Wednesday, February 18, 2009

it is i...

perhaps it is i, who has caused you most pain.
i who has hurt you the most.

my heart grieves. what has been done cannot be undone.
what has passed by, we can no longer go back to grasp.

my heart is dying.
suffocating, perhaps.

turn to ashes.

what is there that I can do to make things better?
i am not sure that there is anything that i can do.
not sure if anything that i do do will make a difference.

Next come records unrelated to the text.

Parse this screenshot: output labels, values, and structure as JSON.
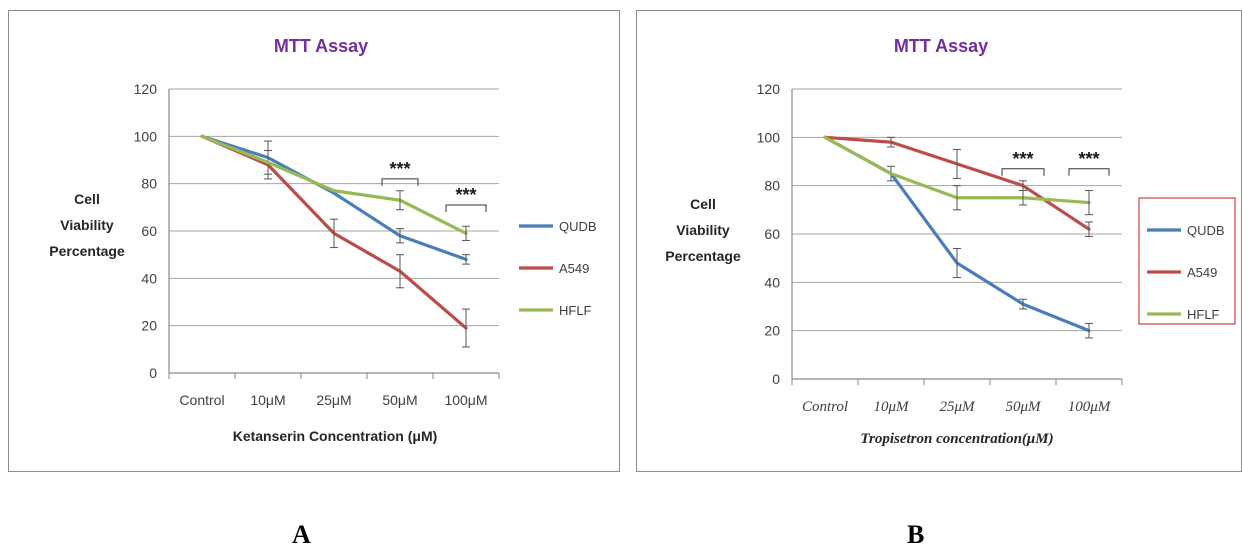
{
  "colors": {
    "QUDB": "#4a7ebb",
    "A549": "#be4b48",
    "HFLF": "#98b954",
    "title": "#7030a0",
    "legend_border_B": "#d04040"
  },
  "panel_labels": [
    "A",
    "B"
  ],
  "chart_data": [
    {
      "type": "line",
      "title": "MTT Assay",
      "xlabel": "Ketanserin Concentration (μM)",
      "ylabel_lines": [
        "Cell",
        "Viability",
        "Percentage"
      ],
      "categories": [
        "Control",
        "10μM",
        "25μM",
        "50μM",
        "100μM"
      ],
      "ylim": [
        0,
        120
      ],
      "yticks": [
        0,
        20,
        40,
        60,
        80,
        100,
        120
      ],
      "grid": true,
      "legend": "right",
      "series": [
        {
          "name": "QUDB",
          "values": [
            100,
            91,
            76,
            58,
            48
          ],
          "errors": [
            0,
            7,
            0,
            3,
            2
          ]
        },
        {
          "name": "A549",
          "values": [
            100,
            88,
            59,
            43,
            19
          ],
          "errors": [
            0,
            6,
            6,
            7,
            8
          ]
        },
        {
          "name": "HFLF",
          "values": [
            100,
            89,
            77,
            73,
            59
          ],
          "errors": [
            0,
            0,
            0,
            4,
            3
          ]
        }
      ],
      "annotations": [
        {
          "text": "***",
          "between": [
            3,
            3
          ],
          "y": 82
        },
        {
          "text": "***",
          "between": [
            4,
            4
          ],
          "y": 71
        }
      ]
    },
    {
      "type": "line",
      "title": "MTT Assay",
      "xlabel": "Tropisetron concentration(μM)",
      "ylabel_lines": [
        "Cell",
        "Viability",
        "Percentage"
      ],
      "categories": [
        "Control",
        "10μM",
        "25μM",
        "50μM",
        "100μM"
      ],
      "ylim": [
        0,
        120
      ],
      "yticks": [
        0,
        20,
        40,
        60,
        80,
        100,
        120
      ],
      "grid": true,
      "legend": "right",
      "series": [
        {
          "name": "QUDB",
          "values": [
            100,
            85,
            48,
            31,
            20
          ],
          "errors": [
            0,
            3,
            6,
            2,
            3
          ]
        },
        {
          "name": "A549",
          "values": [
            100,
            98,
            89,
            80,
            62
          ],
          "errors": [
            0,
            2,
            6,
            2,
            3
          ]
        },
        {
          "name": "HFLF",
          "values": [
            100,
            85,
            75,
            75,
            73
          ],
          "errors": [
            0,
            0,
            5,
            3,
            5
          ]
        }
      ],
      "annotations": [
        {
          "text": "***",
          "between": [
            3,
            3
          ],
          "y": 87
        },
        {
          "text": "***",
          "between": [
            4,
            4
          ],
          "y": 87
        }
      ]
    }
  ]
}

because i cannot undo what i have already done.
we can not relive what we have already lived.

it is too bad. too bad.
yet the word bad does not describe the least magnitude of how i feel.
i wonder how you feel.

it is horrid. to live in this state.
to perpetually think of these things.

nothing we do in the future will subside those of the past.
nothing we attempt in the future will repress, wash over, cover and go over
what has come of the past.

and those were my actions.
those were my thoughts.
those were the actions that i did out of impulse.

and so, i will pay the consequences.
and i have paid. yet it is not enough.
i will continue to pay, dearly.

edit:
sorry i made you worry!!!! ^^
I'm alright, really! (yah, yah, i know you don't believe me).
But thanks for your comforts!

1 comment:

Anonymous said...

the that loves you will only lighten your burdens, even if those burdens were caused by you.